Wednesday, April 1, 2009


See this baby?  This sweet sleeping angel all passed out and cute?  Couldn't you just CHOMP on her cheeks?  And maybe kiss the folds in her neck?  Yeah, me too.  Problem being though that this sweet, sleeping little girl WAKES UP.  And then you have to do things, like keep her from crashing into various pieces of furniture, cause her much angst and grief as you remove small, shiny objects form her fat baby hands, and do the unthinkable...CHANGE HER DIAPER.  

Why...oh why!!??  Why must we torture this baby so by insisting that she be clean and dry.  Horrible parents, we are.  Probably you should report us to the authorities.  Probably our neighbors would LIKE THAT VERY MUCH because there is obviously some kind of torture going on at our house during various times of the day, judging from the screaming by the smallest member of our household.  Sigh. 

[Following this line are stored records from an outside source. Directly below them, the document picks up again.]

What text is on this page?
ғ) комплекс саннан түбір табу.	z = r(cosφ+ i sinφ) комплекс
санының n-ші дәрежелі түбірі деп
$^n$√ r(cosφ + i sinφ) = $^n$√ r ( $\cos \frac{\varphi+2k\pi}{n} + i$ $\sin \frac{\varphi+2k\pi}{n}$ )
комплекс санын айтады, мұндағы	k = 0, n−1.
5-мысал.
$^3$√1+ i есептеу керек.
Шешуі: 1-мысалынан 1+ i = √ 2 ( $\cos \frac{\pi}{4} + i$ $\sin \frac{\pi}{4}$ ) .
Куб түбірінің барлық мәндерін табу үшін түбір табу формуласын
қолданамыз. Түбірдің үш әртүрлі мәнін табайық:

So, I turn into a crocodile wrestler several times a day.  That's the only thing I can equate it to.  I mean really though, can you think of a better analogy?  As I remove the old diaper, Jane immediately goes into what can only be classified as The Death Roll.  Legs out straight (as I forcibly hold them down) and contorts her body so that her upper half is stomach down on the bed, and her lower half gives the illusion that a new diaper MIGHT be put in place if only you had two more hands with which to open it, fasten it AND hold her legs in place at the same time.  So I let go, she rolls all the way over, I roll her back and we repeat this process until I am sweaty and she is screaming.  Oh...only it's not just screaming...hence that whole neighbors reporting us thing.  No, no...screaming would be welcome.  Instead, Jane is learning to babble.  And her favorite vowel/consonant combo is,  "A Da!" Seems harmless right?  Well, if you crank up the volume to Ear Shattering, and then add an edge of desperation to it, it sounds more like, "I DIE!!! I DIE!!! I DIE!!!"  I expect the police any minute here...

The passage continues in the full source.